The Big Gen4 SSD Roundup - Best SSDs for PC & Playstation 5 in 2022

4TB SSDs Worth Buying - Transcend 250

You might have to go with an AIO or custom loop water cooling.

Custom loops are expensive and AIOs are cheaper.

Use quick disconnects if you use a custom loop.

The custom loop water cooling can be very reliable if you carefully choose components and clean them before you use them.
They might still contain residues from the factory.
There are dual pump cases for redundancy and several sensors.
But it is a hassle when it comes to maintenance.

Do not use those pressure equalizer filters for the loop. You will get algae or other goop in your loop. Seal off the loop.

Leave enough air in the reservoir or the pressure can burst your loop.
Have a look at the reservoir and the volume the water takes at different temperatures. The bigger the loop the bigger the change in volume.

Don’t mix the wrong metals or you speed up corrosion.
Like copper and aluminum if I recall correctly.
Check the galvanic properties / tables.

Don’t use non clear fluids or you gunk up your CPU and GPU cooler.
No fancy liquids.

Maybe it would be better if you get an AMD and a NVIDIA card so you can run apps on the hardware they are fastest on.
It might be a compatibility nightmare. I never tested it so beware.

I guess only the datacenter GPUs support SR-IOV.

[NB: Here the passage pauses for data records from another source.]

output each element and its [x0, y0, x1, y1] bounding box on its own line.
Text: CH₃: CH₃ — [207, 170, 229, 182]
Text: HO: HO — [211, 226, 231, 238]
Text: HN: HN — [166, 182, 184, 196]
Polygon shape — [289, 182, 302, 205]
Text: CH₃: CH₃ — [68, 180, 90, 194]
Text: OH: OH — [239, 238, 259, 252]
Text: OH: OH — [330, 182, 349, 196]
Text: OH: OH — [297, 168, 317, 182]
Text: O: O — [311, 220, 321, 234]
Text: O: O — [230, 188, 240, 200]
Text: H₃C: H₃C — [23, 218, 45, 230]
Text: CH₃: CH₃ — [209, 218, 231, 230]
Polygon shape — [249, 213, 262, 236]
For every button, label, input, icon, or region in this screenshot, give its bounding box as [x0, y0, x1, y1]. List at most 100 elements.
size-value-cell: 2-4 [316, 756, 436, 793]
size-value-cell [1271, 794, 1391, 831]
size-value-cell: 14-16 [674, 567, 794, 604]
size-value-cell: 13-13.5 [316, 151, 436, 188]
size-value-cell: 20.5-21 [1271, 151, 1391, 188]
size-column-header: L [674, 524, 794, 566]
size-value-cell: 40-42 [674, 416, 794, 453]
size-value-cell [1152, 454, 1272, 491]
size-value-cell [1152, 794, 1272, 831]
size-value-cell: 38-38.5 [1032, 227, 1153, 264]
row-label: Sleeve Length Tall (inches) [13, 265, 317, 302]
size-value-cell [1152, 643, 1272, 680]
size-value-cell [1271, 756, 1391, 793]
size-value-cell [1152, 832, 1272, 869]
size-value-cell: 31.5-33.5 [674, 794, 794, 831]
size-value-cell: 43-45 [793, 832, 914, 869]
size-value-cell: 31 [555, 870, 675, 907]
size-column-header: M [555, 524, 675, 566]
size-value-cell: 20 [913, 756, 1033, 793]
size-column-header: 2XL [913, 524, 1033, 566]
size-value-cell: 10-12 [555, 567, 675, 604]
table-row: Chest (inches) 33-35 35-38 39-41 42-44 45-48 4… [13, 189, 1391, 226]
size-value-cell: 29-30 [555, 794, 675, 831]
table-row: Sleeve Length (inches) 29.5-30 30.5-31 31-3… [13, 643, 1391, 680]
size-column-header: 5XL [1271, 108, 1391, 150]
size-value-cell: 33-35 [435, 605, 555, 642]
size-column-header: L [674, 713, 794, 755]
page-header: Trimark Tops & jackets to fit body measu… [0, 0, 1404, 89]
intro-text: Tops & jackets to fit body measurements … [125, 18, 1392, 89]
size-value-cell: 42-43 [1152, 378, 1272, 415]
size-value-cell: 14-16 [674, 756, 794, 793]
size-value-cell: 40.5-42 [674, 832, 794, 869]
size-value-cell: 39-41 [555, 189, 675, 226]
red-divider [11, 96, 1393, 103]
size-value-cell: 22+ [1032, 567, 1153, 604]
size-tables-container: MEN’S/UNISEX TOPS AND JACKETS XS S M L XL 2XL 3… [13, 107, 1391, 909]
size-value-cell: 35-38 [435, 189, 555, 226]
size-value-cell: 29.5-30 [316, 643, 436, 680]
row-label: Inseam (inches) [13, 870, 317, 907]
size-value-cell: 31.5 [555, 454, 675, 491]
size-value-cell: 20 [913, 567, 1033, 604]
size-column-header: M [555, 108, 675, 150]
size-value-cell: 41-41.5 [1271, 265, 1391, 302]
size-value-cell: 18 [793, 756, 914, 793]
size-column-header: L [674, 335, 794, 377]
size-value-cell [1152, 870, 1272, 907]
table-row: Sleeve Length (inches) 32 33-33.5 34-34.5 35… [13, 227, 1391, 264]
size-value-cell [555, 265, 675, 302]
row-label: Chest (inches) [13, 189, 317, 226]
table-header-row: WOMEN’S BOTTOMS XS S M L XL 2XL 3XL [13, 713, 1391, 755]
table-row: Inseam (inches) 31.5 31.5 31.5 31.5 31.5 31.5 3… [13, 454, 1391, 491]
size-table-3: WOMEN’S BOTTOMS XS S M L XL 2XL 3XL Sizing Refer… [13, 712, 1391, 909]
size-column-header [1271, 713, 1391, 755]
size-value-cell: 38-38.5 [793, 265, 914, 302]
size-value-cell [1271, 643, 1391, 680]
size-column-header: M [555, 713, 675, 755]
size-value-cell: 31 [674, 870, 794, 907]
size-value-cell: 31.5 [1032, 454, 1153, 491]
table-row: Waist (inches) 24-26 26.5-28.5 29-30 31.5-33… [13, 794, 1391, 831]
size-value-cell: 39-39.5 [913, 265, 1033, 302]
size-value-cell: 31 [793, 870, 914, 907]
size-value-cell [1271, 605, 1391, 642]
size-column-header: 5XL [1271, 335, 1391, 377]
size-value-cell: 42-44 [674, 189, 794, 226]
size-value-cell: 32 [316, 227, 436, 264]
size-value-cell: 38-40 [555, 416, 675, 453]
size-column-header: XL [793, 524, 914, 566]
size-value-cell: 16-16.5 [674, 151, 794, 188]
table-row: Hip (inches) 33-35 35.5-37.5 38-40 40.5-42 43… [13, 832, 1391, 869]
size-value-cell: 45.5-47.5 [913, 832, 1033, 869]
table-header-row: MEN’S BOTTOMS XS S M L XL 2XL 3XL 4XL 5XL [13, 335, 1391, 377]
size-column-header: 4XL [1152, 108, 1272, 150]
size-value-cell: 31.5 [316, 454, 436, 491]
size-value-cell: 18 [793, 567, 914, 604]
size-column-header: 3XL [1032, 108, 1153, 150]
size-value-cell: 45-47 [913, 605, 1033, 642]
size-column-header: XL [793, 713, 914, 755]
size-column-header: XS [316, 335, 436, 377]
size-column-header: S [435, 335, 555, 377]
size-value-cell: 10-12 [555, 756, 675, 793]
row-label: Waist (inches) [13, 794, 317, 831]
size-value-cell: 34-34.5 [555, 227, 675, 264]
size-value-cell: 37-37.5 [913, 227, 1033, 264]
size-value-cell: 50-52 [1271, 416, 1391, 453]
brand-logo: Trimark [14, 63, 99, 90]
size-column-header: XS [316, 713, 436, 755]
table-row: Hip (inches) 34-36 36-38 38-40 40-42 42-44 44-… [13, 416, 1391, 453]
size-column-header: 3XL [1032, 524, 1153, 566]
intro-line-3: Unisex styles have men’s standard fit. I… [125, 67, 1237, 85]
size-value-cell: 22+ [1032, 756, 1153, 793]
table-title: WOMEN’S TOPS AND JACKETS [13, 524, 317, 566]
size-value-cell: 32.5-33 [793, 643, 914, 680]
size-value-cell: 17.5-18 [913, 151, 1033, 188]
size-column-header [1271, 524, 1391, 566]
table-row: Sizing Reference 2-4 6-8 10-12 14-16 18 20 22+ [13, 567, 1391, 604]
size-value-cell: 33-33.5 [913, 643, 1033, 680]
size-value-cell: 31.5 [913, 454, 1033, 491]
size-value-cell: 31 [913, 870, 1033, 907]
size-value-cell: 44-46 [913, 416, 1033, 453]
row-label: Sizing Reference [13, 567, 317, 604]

Linux might not be the best option for virtualization if you don’t want to constantly tinker and don’t get me started on platform support.
Just have a look at lm-sensors (Linux) and hwinfo (Windows).
You gonna love lm-sensors.
It’s sarcasm if you don’t already know.
lmsensors is about as useless as it gets. If you are lucky it finds your CPU temps.